Sri pun diantar pulang oleh Sugik, supir Mbak Karsa. Sri baru mengetahui cerita siapa sesungguhnya yang memulai "perang santet". Jika Sugik tidak menceritakan itu semua, mungkin seumur hidup Sri tidak mengetahuinya. Terlebih ketika Sri bertanya kepada Mbah Karsa, si Mbak tidak mau menceritakan yang sesungguhnya.
Tidak ada yang bisa saya kritik mengenai film ini. Penampilan karakter Della yang kesurupan juga sangat bagus. Makeup-nya sangat menyakinkan. Percakapan dalam bahasa Jawa juga diberikan subtitle dalam bahasa Inggris sehingga memudahkan untuk memahami alur cerita.
"Kekurangan" dari film ini mungkin karakter para pemainnya yang kurang mendalam saja.
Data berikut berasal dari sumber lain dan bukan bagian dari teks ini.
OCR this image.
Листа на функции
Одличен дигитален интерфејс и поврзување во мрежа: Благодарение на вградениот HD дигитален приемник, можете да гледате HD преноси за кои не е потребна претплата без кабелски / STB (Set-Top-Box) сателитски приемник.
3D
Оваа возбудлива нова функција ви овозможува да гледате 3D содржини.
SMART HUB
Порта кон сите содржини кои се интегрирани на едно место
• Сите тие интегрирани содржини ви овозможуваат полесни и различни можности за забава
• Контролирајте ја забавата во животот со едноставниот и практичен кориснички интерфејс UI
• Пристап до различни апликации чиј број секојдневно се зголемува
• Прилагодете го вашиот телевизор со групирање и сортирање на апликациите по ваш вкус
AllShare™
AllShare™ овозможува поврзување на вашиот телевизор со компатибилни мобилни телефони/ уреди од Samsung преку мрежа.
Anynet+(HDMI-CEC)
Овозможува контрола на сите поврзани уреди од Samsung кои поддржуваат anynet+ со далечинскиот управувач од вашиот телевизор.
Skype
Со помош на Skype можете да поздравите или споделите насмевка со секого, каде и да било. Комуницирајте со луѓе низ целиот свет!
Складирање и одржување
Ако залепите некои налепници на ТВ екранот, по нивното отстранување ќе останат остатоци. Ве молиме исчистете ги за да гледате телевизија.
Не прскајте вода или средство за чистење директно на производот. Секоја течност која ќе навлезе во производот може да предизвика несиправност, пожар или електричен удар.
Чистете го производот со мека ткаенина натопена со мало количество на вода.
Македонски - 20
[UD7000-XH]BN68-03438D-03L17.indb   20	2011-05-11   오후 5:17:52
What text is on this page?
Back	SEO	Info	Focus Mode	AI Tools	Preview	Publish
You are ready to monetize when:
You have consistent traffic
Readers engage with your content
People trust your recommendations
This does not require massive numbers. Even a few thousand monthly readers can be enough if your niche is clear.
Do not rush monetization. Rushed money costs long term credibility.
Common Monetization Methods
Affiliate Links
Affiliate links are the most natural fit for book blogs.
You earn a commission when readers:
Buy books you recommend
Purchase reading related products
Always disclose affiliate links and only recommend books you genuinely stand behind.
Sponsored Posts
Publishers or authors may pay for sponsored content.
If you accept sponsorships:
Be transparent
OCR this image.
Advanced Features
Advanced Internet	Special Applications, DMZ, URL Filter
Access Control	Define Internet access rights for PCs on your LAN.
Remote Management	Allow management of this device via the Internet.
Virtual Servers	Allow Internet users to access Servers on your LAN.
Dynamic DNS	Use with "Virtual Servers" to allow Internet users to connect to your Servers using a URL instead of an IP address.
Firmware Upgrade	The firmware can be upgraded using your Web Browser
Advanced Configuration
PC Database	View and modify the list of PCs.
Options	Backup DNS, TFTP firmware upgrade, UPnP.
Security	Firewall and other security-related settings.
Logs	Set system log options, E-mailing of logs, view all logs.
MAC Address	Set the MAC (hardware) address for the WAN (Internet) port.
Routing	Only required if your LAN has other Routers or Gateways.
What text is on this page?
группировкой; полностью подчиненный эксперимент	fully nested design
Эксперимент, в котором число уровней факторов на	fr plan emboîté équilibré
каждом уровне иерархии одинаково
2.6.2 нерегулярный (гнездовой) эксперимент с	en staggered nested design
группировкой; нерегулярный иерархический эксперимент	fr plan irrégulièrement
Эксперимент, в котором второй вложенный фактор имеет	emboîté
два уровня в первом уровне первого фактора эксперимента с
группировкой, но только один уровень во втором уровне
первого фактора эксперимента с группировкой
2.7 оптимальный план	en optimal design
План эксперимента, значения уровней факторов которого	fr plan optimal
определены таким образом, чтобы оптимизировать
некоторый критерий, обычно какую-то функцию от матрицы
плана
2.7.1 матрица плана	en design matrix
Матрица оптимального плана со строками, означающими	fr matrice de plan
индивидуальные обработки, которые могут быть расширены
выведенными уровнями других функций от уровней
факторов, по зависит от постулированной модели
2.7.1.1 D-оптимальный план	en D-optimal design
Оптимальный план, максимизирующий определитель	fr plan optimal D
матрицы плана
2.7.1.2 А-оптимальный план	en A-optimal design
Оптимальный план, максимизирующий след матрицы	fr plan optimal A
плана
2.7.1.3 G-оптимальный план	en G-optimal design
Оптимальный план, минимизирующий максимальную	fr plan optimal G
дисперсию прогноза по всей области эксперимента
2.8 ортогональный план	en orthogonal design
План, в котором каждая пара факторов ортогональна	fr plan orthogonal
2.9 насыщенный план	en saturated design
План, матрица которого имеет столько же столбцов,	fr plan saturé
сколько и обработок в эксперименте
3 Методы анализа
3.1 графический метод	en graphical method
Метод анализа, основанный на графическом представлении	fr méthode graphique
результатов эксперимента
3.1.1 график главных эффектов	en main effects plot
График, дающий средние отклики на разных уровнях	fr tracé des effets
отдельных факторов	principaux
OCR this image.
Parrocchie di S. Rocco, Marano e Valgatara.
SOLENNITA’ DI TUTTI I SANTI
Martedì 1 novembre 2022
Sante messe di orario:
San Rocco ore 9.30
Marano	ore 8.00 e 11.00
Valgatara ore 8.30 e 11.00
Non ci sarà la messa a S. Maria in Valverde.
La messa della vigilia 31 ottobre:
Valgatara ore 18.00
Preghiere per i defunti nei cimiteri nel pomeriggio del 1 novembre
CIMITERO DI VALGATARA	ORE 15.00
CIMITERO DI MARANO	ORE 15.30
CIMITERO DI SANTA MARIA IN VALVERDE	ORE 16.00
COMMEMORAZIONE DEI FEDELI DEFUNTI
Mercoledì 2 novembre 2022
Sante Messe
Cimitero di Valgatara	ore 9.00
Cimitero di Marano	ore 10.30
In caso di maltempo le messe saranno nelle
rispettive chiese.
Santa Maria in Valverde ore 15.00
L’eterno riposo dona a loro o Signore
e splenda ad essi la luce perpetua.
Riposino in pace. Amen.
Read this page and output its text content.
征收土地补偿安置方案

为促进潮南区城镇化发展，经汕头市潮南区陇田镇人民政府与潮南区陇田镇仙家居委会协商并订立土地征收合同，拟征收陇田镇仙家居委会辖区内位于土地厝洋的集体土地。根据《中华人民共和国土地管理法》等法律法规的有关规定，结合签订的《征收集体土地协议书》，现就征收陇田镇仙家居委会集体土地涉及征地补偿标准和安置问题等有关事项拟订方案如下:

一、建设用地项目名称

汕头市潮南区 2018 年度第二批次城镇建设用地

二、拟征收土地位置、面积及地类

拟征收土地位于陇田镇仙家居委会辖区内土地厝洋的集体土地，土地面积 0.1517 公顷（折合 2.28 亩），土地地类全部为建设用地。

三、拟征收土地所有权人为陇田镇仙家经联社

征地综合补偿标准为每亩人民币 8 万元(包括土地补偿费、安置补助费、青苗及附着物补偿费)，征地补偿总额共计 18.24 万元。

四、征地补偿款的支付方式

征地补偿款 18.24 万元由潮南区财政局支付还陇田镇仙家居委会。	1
Latar belakang dari beberapa tokohnya kurang terungkap secara jelas. Jika sedikit lebih detil, mungkin bisa menjadi sosok yang ikonis.
Selain itu, rumah Karsa Atmojo terasa kurang megah dan tradisional. Mungkin karena settingnya yang tidak keseluruhan menampakkan rumah orang kaya itu.
Gambaran kuyang Sengarturih dalam Sewu Dino terlihat seperti sosok hantu di film Inhuman Kiss (2019) asal Thailand. Entah apakah memang memiliki sosok hantu yang sama? Meski demikian, tidak terlalu memengaruhi alur cerita intinya.
Menurut saya, film ini nyaris sempurna. Anak-anak juga memberikan penilaian yang sama. Tidak seperti film horor terakhir yang ditontonnya. Film horor tapi pengambilan gambar, setting, alur cerita, seperti di sinetron.Â
Dari rate 1 - 10, anak-anak menyebut angka 9 - 10 untuk film Dino Sewu. Film ini cukup memuaskan anak-anak saya yang memang suka menonton film horor. Setidaknya terlihat dari wajahnya yang puas karena sesuai ekspektasi.
Penasaran? Tonton saja. Seminggu baru dirilis saja penontonnya tembus lebih dari 1 juta lho. Itu artinya, film ini begitu disukai banyak orang.